When Operations, Client Services or the IT department are driving forward a procurement process within an asset management firm, one three-letter acronym is almost certain to crop up early in the discussions: RoI. Actually proving that a certain Return on Investment will be derived from any system selection process is often, however, rather difficult to ascertain.
Asset managers always need to make the case internally for a new (or different) client reporting system, but they rarely have the actual data to substantiate their claims. Obtaining these metrics can be problematic for a number of reasons, not least of which is that the metrics need to be predictive to be of any real value. Does the reporting vendor, however, have enough insight into the client’s business and how it is run financially in order to assist in the process of building the business case – including the Return on Investment?
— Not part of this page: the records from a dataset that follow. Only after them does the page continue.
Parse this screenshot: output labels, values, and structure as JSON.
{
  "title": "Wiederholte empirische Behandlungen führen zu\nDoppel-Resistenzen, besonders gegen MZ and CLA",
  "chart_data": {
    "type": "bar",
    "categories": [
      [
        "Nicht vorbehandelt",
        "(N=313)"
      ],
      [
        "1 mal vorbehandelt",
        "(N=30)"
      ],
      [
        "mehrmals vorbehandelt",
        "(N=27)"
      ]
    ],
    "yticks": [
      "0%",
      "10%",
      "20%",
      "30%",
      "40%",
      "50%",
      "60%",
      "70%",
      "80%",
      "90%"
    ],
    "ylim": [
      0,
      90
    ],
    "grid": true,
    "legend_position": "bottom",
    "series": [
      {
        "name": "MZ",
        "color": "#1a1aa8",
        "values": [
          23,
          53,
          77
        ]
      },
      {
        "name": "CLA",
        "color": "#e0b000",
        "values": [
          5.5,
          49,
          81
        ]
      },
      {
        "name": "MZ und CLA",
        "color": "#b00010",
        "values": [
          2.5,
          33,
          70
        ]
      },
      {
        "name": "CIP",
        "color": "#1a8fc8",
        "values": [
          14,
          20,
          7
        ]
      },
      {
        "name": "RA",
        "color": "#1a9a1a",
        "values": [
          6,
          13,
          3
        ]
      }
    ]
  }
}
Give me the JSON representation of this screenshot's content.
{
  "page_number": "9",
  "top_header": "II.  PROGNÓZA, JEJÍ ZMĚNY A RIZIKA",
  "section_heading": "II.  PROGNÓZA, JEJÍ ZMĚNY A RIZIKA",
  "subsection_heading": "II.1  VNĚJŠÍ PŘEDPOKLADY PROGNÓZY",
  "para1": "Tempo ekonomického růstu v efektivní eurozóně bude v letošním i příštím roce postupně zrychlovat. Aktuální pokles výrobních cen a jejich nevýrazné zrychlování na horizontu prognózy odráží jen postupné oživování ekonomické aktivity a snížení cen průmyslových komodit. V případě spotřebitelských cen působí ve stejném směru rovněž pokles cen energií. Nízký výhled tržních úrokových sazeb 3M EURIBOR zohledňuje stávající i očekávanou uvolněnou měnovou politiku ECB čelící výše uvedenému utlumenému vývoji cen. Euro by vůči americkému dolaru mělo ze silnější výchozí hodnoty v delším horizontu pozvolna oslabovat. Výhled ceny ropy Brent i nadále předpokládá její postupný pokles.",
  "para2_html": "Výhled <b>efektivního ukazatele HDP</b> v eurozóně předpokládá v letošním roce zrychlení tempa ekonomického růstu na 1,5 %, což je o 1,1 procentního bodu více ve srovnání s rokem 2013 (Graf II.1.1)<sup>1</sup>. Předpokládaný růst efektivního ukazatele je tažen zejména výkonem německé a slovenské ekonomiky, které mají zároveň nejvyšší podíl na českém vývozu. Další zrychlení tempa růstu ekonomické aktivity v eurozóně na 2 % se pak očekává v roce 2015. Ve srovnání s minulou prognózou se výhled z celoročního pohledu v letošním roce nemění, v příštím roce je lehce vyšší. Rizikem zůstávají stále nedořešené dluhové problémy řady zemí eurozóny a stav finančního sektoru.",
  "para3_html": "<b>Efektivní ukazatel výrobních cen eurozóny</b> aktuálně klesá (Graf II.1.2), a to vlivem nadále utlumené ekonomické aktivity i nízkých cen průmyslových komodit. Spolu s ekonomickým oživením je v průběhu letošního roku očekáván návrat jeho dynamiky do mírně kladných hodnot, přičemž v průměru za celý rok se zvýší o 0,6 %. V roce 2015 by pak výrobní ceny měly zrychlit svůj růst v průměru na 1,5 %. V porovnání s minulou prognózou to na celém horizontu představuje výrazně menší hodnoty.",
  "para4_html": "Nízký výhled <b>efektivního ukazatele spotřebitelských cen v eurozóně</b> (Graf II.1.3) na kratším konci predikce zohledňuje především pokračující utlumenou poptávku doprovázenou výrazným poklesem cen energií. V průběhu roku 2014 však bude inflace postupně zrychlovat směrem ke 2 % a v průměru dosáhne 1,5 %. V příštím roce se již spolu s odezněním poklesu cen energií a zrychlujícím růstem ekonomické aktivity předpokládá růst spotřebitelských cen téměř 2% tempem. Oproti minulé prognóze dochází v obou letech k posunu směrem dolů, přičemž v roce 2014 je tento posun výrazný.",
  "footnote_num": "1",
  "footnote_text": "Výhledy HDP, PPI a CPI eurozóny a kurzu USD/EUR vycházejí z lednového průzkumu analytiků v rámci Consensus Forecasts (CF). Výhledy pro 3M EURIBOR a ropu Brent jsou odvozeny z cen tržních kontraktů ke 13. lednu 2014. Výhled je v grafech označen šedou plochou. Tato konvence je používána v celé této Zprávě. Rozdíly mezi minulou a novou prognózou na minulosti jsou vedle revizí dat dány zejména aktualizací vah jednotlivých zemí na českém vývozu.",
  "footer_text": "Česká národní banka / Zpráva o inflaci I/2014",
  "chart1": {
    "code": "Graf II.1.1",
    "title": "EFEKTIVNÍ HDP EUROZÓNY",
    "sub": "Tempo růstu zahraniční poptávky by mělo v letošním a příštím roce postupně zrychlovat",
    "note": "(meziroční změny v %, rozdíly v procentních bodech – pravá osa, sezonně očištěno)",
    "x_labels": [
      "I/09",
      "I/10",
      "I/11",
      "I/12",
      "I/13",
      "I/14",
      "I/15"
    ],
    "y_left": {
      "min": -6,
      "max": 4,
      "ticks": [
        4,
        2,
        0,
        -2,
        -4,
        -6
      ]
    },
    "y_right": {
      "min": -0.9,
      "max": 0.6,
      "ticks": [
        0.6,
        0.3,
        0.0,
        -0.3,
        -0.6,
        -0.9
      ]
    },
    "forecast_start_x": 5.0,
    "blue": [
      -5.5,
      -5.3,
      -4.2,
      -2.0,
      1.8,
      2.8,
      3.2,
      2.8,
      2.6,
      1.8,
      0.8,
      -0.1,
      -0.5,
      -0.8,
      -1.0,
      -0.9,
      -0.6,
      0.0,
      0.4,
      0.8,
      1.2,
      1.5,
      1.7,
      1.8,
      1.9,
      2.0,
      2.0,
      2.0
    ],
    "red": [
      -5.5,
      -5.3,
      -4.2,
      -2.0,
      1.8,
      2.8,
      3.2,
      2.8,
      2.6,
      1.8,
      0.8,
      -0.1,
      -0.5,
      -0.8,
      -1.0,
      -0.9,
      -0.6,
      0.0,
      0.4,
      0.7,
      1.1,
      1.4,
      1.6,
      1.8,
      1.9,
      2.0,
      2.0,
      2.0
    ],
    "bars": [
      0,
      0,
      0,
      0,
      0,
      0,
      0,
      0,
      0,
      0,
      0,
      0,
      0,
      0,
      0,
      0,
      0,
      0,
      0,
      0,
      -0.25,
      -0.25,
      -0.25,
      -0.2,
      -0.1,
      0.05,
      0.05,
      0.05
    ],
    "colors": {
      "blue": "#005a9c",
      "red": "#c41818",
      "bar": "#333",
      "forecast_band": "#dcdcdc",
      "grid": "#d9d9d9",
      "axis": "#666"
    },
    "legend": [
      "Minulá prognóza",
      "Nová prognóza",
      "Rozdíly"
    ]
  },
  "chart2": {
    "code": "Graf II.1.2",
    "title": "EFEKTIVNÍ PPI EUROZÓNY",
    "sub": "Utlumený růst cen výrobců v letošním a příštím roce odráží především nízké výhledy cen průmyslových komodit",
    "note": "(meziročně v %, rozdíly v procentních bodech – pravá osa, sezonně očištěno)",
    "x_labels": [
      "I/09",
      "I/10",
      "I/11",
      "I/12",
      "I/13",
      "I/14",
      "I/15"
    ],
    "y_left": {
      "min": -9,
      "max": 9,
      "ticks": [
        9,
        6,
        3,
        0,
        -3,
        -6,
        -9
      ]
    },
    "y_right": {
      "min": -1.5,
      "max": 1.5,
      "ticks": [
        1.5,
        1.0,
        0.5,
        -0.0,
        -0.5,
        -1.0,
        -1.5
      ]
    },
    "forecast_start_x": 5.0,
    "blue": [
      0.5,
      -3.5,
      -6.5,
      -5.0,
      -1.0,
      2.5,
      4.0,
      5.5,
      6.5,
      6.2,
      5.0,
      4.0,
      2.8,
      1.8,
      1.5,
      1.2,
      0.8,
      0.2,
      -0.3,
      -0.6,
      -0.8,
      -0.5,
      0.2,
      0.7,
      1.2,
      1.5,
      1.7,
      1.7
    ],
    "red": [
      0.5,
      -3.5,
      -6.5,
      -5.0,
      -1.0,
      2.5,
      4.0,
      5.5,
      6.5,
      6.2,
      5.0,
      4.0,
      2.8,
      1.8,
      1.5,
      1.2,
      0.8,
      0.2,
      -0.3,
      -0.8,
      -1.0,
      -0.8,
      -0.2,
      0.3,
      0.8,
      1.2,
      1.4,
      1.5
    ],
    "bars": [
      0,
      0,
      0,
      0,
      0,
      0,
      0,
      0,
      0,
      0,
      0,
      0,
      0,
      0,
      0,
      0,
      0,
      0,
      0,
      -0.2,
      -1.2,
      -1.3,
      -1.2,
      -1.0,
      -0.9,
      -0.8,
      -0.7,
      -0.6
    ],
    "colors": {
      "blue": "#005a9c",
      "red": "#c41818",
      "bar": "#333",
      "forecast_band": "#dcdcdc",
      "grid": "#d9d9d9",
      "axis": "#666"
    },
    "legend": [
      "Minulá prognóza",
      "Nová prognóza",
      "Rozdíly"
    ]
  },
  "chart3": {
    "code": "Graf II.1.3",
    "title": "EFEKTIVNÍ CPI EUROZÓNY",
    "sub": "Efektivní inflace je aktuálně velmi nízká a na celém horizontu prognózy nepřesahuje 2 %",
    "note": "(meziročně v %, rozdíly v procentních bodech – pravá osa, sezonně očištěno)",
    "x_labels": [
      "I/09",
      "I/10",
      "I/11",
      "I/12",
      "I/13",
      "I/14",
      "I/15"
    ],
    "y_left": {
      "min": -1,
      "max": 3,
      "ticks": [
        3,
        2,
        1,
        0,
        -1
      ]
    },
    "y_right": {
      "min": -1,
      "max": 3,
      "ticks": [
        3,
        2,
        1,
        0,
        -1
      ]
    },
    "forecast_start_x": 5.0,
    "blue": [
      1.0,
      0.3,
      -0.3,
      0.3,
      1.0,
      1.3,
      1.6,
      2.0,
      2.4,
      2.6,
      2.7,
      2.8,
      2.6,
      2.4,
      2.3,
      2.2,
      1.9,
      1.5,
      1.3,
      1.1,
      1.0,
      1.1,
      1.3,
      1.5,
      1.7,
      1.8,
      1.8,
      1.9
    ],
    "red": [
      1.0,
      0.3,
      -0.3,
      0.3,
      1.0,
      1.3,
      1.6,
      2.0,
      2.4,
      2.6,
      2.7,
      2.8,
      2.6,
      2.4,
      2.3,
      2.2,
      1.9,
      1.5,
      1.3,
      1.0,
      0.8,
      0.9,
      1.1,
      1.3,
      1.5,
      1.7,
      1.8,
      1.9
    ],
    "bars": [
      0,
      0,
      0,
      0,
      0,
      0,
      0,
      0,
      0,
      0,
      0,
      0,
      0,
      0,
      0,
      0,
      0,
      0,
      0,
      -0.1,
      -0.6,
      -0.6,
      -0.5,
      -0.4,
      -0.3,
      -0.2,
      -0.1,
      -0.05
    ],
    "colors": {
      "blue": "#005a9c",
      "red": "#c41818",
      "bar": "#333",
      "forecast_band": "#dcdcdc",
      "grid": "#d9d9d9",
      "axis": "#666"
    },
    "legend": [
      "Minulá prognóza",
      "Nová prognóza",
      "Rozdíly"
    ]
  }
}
There are multiple issues associated with delivering a RoI for a software system. For a global asset manager, requirements might include a good understanding of:
- all the divisions of the business that will use the system and how the internal charge-backs work;
- the costs associated with ‘switching off’ the current reporting system and ‘switching on’ the new one;
- the staff costs. The vendor would need to understand the role of the current staff in the Source Operating Model (what they use now) and the Target Operating Model (what they will use). They also need to determine how easy it would be to ‘repurpose’ certain staff for more productive activities.
If you think you can trust your vendor to provide a reliable software system, why not trust them to help you make your business case? It will involve an investment in time and the sharing of some sensitive information, but the payback will involve a more accurate picture of the Target Operating Model and hopefully shorten your procurement process.